Specifically, we want you to think back to the day that you learned the "law of conservation of mass."
Don't remember it? Here's the Cliffsnotes: matter cannot be created nor destroyed. Mass is always conserved in any closed system.
Why are we bringing this up in the context of water damage? Because it can be a difficult thing to remember when your house floods.
Consider this example: John has a pipe burst and his kitchen floods with 50 gallons of water. John calls SERVPRO, who comes out the extract the standing water, which totals 30 gallons.
John doesn't see any remaining water, so he assumes that he's all set.

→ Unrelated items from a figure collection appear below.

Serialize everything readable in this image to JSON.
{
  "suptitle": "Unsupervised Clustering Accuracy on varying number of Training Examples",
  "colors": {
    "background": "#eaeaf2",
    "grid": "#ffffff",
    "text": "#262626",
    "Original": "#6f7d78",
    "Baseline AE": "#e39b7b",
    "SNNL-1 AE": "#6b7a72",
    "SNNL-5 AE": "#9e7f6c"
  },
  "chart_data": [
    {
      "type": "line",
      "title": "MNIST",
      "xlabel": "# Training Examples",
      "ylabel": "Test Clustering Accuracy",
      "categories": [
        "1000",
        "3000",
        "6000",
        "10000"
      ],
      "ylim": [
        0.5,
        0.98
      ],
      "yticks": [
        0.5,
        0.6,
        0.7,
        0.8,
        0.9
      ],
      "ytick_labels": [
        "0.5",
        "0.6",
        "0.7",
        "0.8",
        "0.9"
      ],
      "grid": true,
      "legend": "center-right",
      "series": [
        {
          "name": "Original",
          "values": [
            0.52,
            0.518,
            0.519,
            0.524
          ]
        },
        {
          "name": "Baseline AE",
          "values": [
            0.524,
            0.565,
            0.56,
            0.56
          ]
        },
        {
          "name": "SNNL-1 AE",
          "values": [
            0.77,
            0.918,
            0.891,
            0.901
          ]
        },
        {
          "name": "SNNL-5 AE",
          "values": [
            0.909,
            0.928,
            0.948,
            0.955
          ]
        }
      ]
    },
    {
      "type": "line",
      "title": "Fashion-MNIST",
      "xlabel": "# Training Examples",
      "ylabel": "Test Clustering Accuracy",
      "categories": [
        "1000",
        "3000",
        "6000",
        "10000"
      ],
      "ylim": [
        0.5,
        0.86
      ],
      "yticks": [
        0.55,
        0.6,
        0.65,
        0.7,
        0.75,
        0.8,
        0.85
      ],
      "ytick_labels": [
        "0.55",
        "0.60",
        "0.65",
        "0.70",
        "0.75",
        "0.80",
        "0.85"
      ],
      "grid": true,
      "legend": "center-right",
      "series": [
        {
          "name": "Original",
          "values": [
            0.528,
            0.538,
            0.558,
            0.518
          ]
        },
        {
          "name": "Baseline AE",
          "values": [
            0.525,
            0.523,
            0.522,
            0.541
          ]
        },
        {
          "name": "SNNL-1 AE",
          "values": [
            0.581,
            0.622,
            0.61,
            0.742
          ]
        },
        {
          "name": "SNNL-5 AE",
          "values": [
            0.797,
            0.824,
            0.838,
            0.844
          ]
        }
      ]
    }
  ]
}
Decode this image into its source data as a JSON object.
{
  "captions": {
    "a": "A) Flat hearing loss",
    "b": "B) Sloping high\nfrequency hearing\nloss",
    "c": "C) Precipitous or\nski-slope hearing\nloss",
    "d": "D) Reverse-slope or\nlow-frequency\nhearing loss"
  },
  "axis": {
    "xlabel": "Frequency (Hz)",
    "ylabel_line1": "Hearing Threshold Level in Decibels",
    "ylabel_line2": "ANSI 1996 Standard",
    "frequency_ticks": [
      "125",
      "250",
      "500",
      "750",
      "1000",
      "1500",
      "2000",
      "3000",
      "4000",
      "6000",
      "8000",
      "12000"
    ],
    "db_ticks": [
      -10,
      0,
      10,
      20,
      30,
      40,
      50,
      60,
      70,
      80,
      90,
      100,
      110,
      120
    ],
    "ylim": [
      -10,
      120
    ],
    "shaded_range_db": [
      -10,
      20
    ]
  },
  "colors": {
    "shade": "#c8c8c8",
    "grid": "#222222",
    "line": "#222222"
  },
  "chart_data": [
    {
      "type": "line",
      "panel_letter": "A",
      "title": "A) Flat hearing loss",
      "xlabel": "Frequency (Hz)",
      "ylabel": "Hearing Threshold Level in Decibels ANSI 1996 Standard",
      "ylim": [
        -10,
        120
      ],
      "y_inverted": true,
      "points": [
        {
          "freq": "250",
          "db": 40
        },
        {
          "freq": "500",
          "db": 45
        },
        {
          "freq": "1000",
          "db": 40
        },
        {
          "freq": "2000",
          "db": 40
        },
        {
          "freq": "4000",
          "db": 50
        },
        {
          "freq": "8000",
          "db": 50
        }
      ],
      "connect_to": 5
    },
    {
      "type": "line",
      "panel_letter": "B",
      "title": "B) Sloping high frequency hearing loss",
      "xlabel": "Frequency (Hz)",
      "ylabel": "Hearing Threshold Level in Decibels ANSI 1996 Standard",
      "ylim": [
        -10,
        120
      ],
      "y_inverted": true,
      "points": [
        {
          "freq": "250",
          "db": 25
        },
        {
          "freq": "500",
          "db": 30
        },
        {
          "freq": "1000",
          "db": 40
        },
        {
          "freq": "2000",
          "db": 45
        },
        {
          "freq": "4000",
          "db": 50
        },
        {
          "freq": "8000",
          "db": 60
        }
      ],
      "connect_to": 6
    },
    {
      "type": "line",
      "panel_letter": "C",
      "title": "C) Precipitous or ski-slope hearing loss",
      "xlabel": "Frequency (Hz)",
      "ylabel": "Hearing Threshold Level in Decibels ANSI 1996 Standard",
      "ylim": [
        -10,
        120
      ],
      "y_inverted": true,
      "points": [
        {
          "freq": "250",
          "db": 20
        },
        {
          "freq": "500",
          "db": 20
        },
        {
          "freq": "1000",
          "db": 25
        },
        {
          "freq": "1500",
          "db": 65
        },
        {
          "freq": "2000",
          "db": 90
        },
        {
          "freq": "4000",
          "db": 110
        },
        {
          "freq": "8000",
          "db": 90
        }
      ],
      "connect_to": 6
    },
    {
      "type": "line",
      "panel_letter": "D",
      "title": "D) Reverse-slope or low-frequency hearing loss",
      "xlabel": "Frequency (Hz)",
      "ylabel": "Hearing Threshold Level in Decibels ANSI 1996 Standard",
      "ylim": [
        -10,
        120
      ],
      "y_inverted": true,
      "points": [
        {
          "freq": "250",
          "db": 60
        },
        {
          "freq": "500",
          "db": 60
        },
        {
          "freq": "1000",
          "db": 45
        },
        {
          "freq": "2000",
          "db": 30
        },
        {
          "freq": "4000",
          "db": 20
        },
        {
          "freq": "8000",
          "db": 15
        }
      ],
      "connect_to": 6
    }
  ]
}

But that remaining 20 gallons of water cannot simply disappear. It had to go somewhere. And barring some kind of magic, it's safe to assume that it's still in John's house somewhere.
Most likely, that water has migrated into structural materials, like under the floor and into the walls. Some may also have evaporated into the air, causing humidity levels to rise.
Finding the hidden water and dealing with it is where the real work of water damage restoration begins. Just because you can't see it doesn't mean it isn't there - that's what the law of the conservation of mass teaches us.